Switch to a SERD Before Clinical Progression in ESR1-Mutated Advanced Breast Cancer?

In early trials, camizestrant, a next-generation selective estrogen receptor degrader (SERD) and complete ER antagonist, demonstrated activity in patients with ESR1-mutated breast cancer. A strategy to change systemic therapy based on molecular evolution of the cancer before clinical evidence of progression has been considered a means to improve survival, but not yet convincingly proven.

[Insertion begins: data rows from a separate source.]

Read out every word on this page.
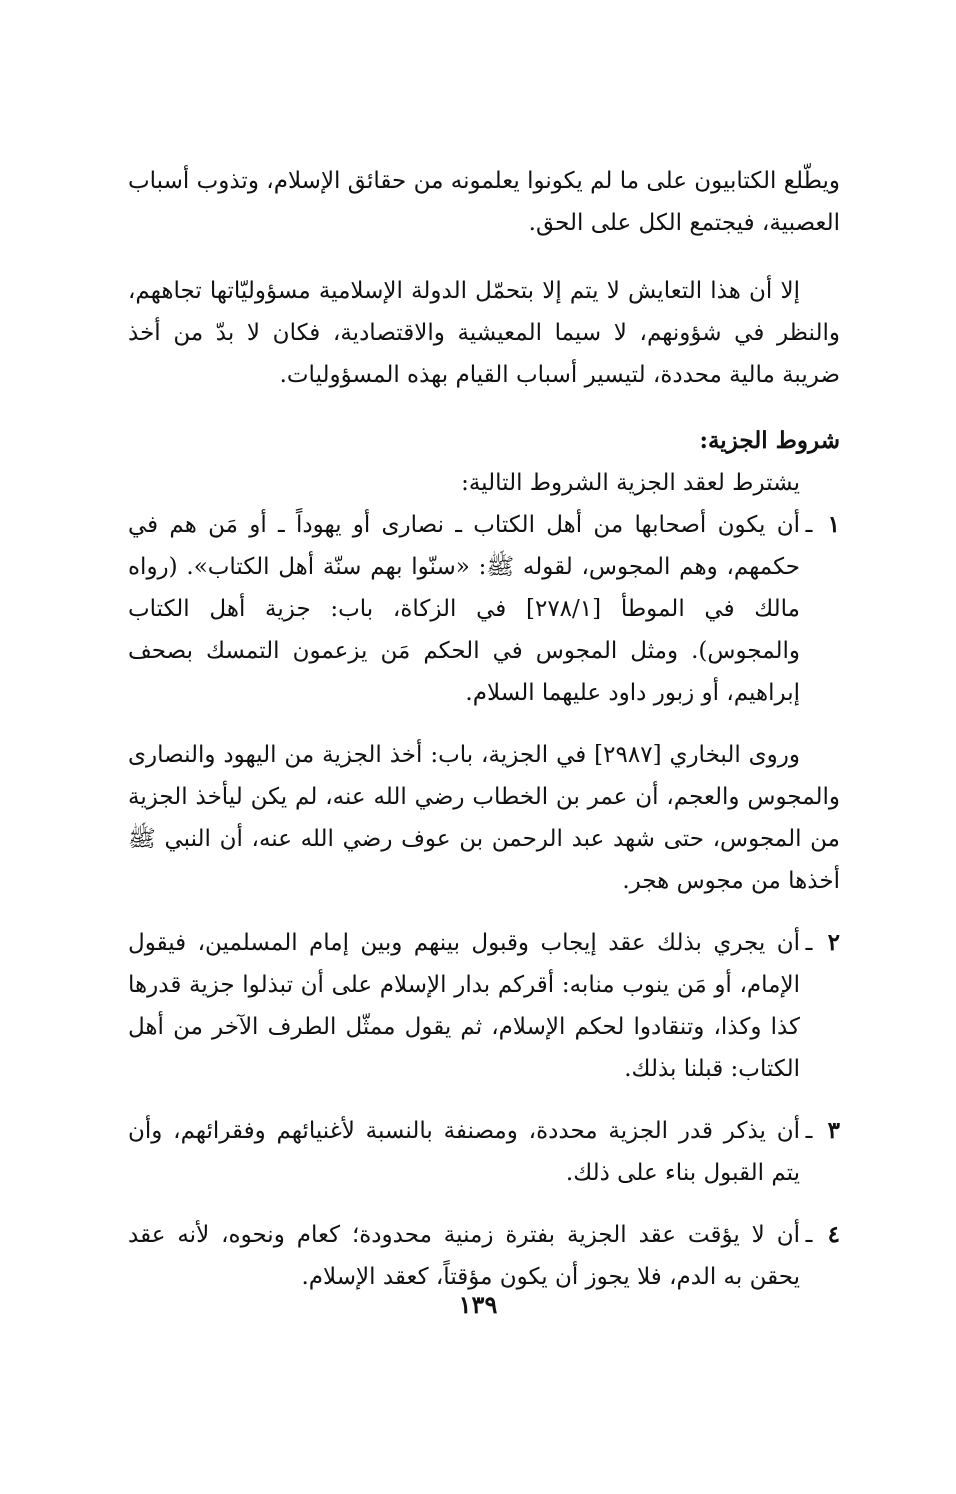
ويطّلع الكتابيون على ما لم يكونوا يعلمونه من حقائق الإسلام، وتذوب أسباب العصبية، فيجتمع الكل على الحق.

إلا أن هذا التعايش لا يتم إلا بتحمّل الدولة الإسلامية مسؤوليّاتها تجاههم، والنظر في شؤونهم، لا سيما المعيشية والاقتصادية، فكان لا بدّ من أخذ ضريبة مالية محددة، لتيسير أسباب القيام بهذه المسؤوليات.

شروط الجزية:

يشترط لعقد الجزية الشروط التالية:

١
ـ
أن يكون أصحابها من أهل الكتاب ـ نصارى أو يهوداً ـ أو مَن هم في حكمهم، وهم المجوس، لقوله ﷺ: «سنّوا بهم سنّة أهل الكتاب». (رواه مالك في الموطأ [٢٧٨/١] في الزكاة، باب: جزية أهل الكتاب والمجوس). ومثل المجوس في الحكم مَن يزعمون التمسك بصحف إبراهيم، أو زبور داود عليهما السلام.

وروى البخاري [٢٩٨٧] في الجزية، باب: أخذ الجزية من اليهود والنصارى والمجوس والعجم، أن عمر بن الخطاب رضي الله عنه، لم يكن ليأخذ الجزية من المجوس، حتى شهد عبد الرحمن بن عوف رضي الله عنه، أن النبي ﷺ أخذها من مجوس هجر.

٢
ـ
أن يجري بذلك عقد إيجاب وقبول بينهم وبين إمام المسلمين، فيقول الإمام، أو مَن ينوب منابه: أقركم بدار الإسلام على أن تبذلوا جزية قدرها كذا وكذا، وتنقادوا لحكم الإسلام، ثم يقول ممثّل الطرف الآخر من أهل الكتاب: قبلنا بذلك.
٣
ـ
أن يذكر قدر الجزية محددة، ومصنفة بالنسبة لأغنيائهم وفقرائهم، وأن يتم القبول بناء على ذلك.
٤
ـ
أن لا يؤقت عقد الجزية بفترة زمنية محدودة؛ كعام ونحوه، لأنه عقد يحقن به الدم، فلا يجوز أن يكون مؤقتاً، كعقد الإسلام.
١٣٩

In the industry-funded, phase 3 SERENA-6 trial, nearly 3300 patients with ER+/ HER2− advanced breast cancer who had received at least 6 months of first-line treatment with an aromatase inhibitor (AI) plus a CDK4/6 inhibitor, and did not have evidence of disease progression, underwent testing for ESR1 mutations in circulating tumor DNA every 2 to 3 months. Ultimately, 315 patients who tested positive for ESR1 mutations were randomized either to switch to camizestrant plus a CDK4/6 inhibitor (plus a placebo AI) or to continue an AI plus a CDK4/6 inhibitor (plus placebo in place of camizestrant).

During a median follow-up of roughly 13 months, progression-free survival (PFS) — the primary end point — favored the camizestrant group (median, 16.0 months, vs. 9.2 months in the AI group). The estimated percentage of patients who were alive without progression at 24 months was 30% versus 5%, respectively.

Grade 3 or higher adverse events occurred in 60% of the camizestrant group and 46% of the AI group. Hematologic events accounted for most of this difference.